According to high-level architecture we have the following systems:
DNS
CloudFlare
Load balancer
API servers
Database
Queues & Storages
Worker’s servers
We use Nagios to monitor our services. In case of any issues with API we will receive a notification about an incident. The available engineer should do a primary diagnostic and classification of the incident. The next steps depend on result of diagnostics in case where the incident cannot be fixed immediately it should be escalated to a manager and dev team.
Time to diagnose: 5-30 min
We use CloudFlare as DNS provider and DDoS protection firewall. In case of any issues with the network the administrator should switch DNS records directly to load balancer.

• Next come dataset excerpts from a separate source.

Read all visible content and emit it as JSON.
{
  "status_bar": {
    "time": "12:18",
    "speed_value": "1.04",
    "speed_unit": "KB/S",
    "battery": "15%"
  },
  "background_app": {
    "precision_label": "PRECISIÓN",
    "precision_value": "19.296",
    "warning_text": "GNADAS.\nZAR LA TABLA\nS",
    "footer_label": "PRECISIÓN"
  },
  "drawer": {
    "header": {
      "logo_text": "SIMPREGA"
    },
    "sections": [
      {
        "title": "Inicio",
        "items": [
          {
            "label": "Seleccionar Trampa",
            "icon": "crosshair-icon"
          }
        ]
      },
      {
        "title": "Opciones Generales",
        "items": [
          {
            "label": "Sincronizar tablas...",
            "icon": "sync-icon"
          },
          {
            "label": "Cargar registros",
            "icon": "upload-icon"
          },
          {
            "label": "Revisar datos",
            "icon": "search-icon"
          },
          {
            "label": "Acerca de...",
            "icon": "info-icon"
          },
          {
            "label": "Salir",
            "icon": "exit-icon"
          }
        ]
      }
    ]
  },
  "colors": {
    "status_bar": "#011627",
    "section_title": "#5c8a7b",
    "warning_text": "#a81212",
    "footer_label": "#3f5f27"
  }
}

We use a Linux machine with HAProxy as load balancer it allows us very flexible distribute network traffic between the API servers and guarantee zero downtime deployment. However, in case of issues with load balancer (invalid configuration or VM maintenance/corruption), the administrator should switch DNS records to backup server or directly to API server.
The API servers use the database to authenticate the requests, collect and save statistics. In case of unavailability the database the service will not work. To guarantee the DB availability we use Azure SQL. In case of corruption the DB, we can restore it in any point of time for the last 7 days, additionally Azure guarantee geo-distributed storage for backup that allows us rely to azure infrastructure.
To guarantee the SLA we have configured backup server that can receive load in case of corruption of the main server. Load balancer supports heath checks and constantly monitor heath of the API servers. Additionally, the load can be switched manually.
We heavily rely on Azure Queue and Azure Storage, we don’t have any reservation mechanism. Azure Storage SLA In case of unavailability the only thing we can do it try to switch to the storage in the different region.